Il est impossible de rendre l’effet que produisit son entrée à cette heure : tous les regards se portèrent d’abord sur la pendule, et saluèrent ensuite Luizzi de l’applaudissement le plus flatteur. Toutes les femmes l’accueillirent avec une grâce et des prévenances inouïes. Madame du Bergh poussa l’admiration pour ce trait d’héroïsme jusqu’à lui présenter son fils, M. Anatole du Bergh. Madame de Marignon tendit la main au baron, et lui demanda presque pardon de la lettre qu’elle lui avait écrite. Mademoiselle de Marignon, qui jamais n’avait adressé la parole à Luizzi, le consulta avec une familiarité charmante sur de nouveaux albums qu’on lui avait envoyés. Quant à madame de Fantan, elle engagea Luizzi à vouloir bien l’honorer de ses visites. Cette invitation calma un peu l’humeur de M. de Mareuilles, épouvanté du succès qu’il avait ménagé à son ami Luizzi ; il en prit occasion pour lui dire tout bas :

— Mademoiselle de Fantan est une très-jeune personne qui est fort belle et qui sera fort riche ; prenez bonne note de ceci.
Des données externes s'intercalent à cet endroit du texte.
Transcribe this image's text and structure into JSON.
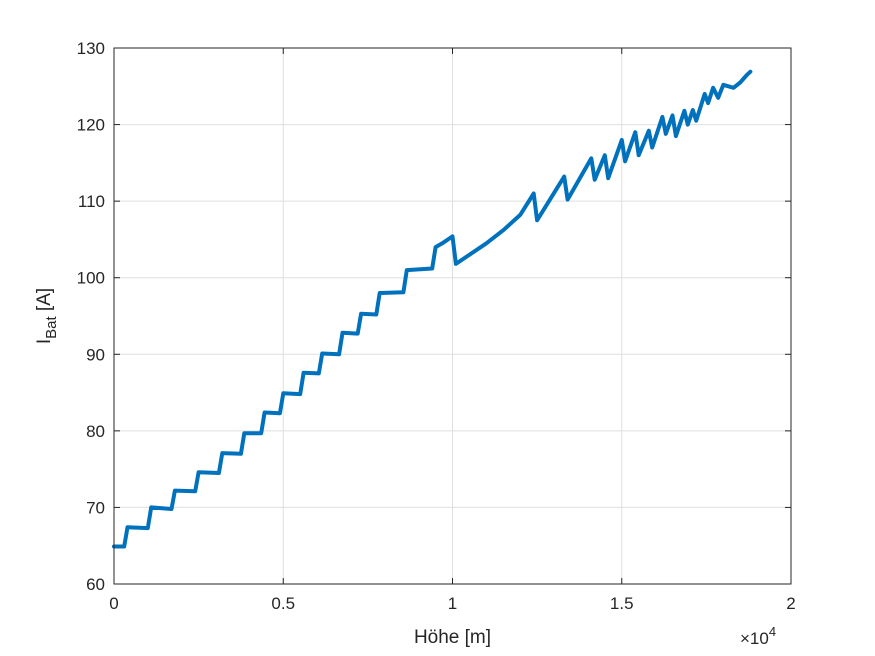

L’enivrement de Luizzi fut tel, que deux heures s’écoulèrent pour lui sans qu’il sentît autre chose que la joie de son succès ; jamais il ne porta plus haut la tête et la parole. Durant ces deux heures, il fut véritablement le roi de la conversation chez madame de Marignon ; il eut de la verve, de l’esprit, des mots heureux, et à minuit il quitta, superbe, triomphant, et plein de bonne opinion de lui-même, ce salon dont la veille il était sorti presque furtivement et avec un remords. C’est que la veille il avait tenté de lutter avec le monde pour une femme que le monde avait réprouvée, et que ce soir-là il venait de livrer cette femme au monde avec une honte de plus. Ceci explique peut-être pourquoi l’homme est un méchant animal, comme dit Molière. Les quelques minutes qui séparaient la demeure de Luizzi de celle de madame de Marignon ne suffirent pas pour dégriser le baron de son délire, et jamais il n’avait jeté ses gants, son chapeau et son manteau avec plus d’aisance et de bonne grâce que ce soir-là. Luizzi n’était pas un homme à faire de la fatuité vis-à-vis d’un valet ; mais il était tellement gonflé de lui-même en ce moment, que ce fut d’un ton tout à fait particulier et extravagant qu’il s’écria :

— Est-ce qu’il est venu quelqu’un ce soir ?

— Oui, monsieur le baron, répondit le valet de chambre ; une dame.

— C’est vrai, dit Luizzi, d’un air étonné, je l’avais oubliée, je ne comprends pas comment je l’ai oubliée. Et qu’est-ce qu’elle a dit ?

— Elle a dit qu’elle attendrait le retour de monsieur le baron.

— Ah ! fit Luizzi, dont cette nouvelle changea subitement le ton et l’assurance. Et combien de temps a-t-elle attendu ?

— Mais, monsieur le baron, elle a attendu jusqu’à présent, dit le domestique ; elle est dans votre chambre.

— Dans ma chambre ? reprit Luizzi.

— Oui, monsieur le baron ; je vais aller la prévenir que vous êtes rentré.

— C’est inutile, dit Luizzi avec humeur ; laissez-moi, et vous ne viendrez que lorsque je vous sonnerai.

Aussitôt Luizzi entra dans sa chambre.